Underrepresented minorities with SR

The vast majority of children in this study only spoke French at home, illustrating a known difficulty in accurately characterizing the SAP of children of underrepresented families (immigrants, ethnic minorities) [35] due to both a lack of representation in parental support groups and a mischaracterization of students’ and parents’ behaviors [36, 37]. Indeed, the definition of parental “reasonable efforts” has been criticized for being left to the interpretation of professionals [37, 38]. Nevertheless, parents from underrepresented groups may experience difficulties in communicating their concerns to school personnel [36], which may lead SR to be categorized as truancy or school withdrawal instead [37]. Similarly, young people from underrepresented groups experiencing emotional distress can feel ashamed to ask for help [39], leading to the conflation of truancy and SR.

Limitations

We acknowledge several limitations, the main one being the retrospective nature of this study.

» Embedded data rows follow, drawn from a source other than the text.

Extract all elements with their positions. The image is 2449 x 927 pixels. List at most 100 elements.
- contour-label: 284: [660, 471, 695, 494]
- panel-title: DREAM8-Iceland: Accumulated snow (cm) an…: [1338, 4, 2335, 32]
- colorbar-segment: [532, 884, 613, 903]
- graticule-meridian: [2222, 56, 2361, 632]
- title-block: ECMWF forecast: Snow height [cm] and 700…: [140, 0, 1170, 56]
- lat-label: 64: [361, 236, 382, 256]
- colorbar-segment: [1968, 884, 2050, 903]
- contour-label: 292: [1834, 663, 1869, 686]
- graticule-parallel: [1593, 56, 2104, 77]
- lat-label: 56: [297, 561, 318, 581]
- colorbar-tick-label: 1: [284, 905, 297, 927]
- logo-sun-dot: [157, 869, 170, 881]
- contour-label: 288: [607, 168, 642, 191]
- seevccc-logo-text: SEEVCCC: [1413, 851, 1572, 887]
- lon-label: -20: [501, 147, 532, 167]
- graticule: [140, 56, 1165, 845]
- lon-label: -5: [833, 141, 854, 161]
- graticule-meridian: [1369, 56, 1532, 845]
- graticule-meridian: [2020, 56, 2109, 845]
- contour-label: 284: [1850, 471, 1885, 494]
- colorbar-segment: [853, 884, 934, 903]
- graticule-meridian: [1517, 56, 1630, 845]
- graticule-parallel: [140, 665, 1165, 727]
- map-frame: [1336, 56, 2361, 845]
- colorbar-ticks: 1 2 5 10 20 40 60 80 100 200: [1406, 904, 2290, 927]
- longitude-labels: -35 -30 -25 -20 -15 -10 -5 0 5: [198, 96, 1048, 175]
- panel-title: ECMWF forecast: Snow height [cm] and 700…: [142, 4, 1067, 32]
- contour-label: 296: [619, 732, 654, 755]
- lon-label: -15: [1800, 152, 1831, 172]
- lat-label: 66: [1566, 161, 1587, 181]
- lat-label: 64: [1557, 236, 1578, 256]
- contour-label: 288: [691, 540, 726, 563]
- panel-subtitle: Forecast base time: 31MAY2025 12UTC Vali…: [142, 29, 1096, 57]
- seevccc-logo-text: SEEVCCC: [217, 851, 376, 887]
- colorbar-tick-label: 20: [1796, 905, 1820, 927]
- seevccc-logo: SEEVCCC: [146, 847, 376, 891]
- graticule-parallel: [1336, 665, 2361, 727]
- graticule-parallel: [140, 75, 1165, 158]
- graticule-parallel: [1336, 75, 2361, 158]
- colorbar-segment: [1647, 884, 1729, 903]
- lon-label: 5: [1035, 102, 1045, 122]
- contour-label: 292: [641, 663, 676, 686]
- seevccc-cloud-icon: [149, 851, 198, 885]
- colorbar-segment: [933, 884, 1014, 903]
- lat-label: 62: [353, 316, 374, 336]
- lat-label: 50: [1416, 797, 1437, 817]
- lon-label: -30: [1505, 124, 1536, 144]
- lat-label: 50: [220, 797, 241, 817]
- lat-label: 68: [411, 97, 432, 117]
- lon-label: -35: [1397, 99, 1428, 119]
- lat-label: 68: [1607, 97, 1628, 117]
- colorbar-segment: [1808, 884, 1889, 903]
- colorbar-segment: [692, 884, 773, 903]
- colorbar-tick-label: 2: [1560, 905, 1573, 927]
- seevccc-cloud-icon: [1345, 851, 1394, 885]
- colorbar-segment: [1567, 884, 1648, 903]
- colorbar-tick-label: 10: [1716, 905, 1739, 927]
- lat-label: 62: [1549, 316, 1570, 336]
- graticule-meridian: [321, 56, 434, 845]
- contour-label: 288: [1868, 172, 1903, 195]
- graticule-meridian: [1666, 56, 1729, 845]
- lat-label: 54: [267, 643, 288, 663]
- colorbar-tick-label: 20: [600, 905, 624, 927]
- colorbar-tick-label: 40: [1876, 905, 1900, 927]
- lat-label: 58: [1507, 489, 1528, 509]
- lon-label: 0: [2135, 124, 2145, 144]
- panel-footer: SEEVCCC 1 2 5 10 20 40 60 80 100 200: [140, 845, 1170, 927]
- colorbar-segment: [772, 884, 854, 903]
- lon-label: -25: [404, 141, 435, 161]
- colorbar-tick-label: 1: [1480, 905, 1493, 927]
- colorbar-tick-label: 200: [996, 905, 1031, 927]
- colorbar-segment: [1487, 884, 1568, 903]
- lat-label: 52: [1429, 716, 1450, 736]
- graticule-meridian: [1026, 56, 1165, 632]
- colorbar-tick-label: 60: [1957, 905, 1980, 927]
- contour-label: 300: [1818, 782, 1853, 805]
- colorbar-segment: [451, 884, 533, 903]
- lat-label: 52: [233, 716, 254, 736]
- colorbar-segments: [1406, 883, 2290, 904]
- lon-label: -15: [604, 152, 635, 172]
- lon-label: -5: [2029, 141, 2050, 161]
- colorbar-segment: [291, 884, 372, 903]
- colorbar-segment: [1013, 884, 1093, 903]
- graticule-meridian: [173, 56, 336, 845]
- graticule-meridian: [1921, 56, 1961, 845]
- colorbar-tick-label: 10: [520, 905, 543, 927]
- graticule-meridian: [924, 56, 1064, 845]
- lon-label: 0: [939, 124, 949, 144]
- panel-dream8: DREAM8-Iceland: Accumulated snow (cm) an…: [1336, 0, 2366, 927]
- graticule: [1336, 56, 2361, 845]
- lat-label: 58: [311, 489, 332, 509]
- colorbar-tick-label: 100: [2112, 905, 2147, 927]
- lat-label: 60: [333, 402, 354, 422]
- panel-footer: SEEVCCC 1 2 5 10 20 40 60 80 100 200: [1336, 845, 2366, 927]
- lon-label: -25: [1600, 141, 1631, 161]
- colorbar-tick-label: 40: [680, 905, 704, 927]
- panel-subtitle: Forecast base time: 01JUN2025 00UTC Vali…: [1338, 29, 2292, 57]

Faulty and limited recall by parents, memory distortion, and recollection bias, all need to be considered. This study describes associations only, and therefore we cannot make any causative claims about what features of a trajectory are protective or harmful for a given child profile, limiting the strength of recommendations for future practice. The survey we used was newly created, and its development and metrics not fully tested prior to deployment. Sequence analysis is a non-parametric cluster analysis technique, also called non-supervised clustering technique, which requires important sample sizes. Therefore, further confirmatory studies should include a larger sample. Previous studies about school absenteeism [38, 40, 41] used instead an inductive cluster analysis technique, in which different time patterns are first identified, then used as one variable. The combination of a non-representative and reduced analytic sample are shortcomings of our study.

Participants were invited based on self-identification, not by formal delineation of SR versus other SAP, so it is unclear whether children described in this sample truly suffer from SR, as opposed to truancy, school withdrawal, or school exclusion. To more reliably characterize the subtypes of attendance problems, screening instruments such as the School Non-Attendance ChecKlist (SNACK) are being developed and may guide future studies once sufficient validity evidence has been gathered to support scoring and uses [9, 42]. Also, we noted a high frequency of parental involvement in our sample: Parents who are more involved may be more likely to participate in such a study. It is important to note that parental flexibility is a resource that not all children have access to; in our sample most children lived with both parents, who had higher employment and education metrics than average, such that this study does not adequately characterize the population of children without these presumably protective factors. Parents may have different thresholds to evaluate their child as having an addiction. This study may not accurately characterize the SAP of children of minority families due to their underrepresentation in the survey sample. Finally, future studies could explore the SR profiles based not only on parental reporting but on child self-reporting.

Conclusion

This study on subtypes of SR trajectories based on parental perspectives emphasizes seeking support for the distress central to SR. We hope our findings can help inform tailored supports for each profile of SR from three key stakeholders: parents, schools, and healthcare workers. A sense of trust and non-judgment between families, schools, and other providers is key toward creating an environment for children to remain engaged in their education and to cope with stressors in an adaptive way.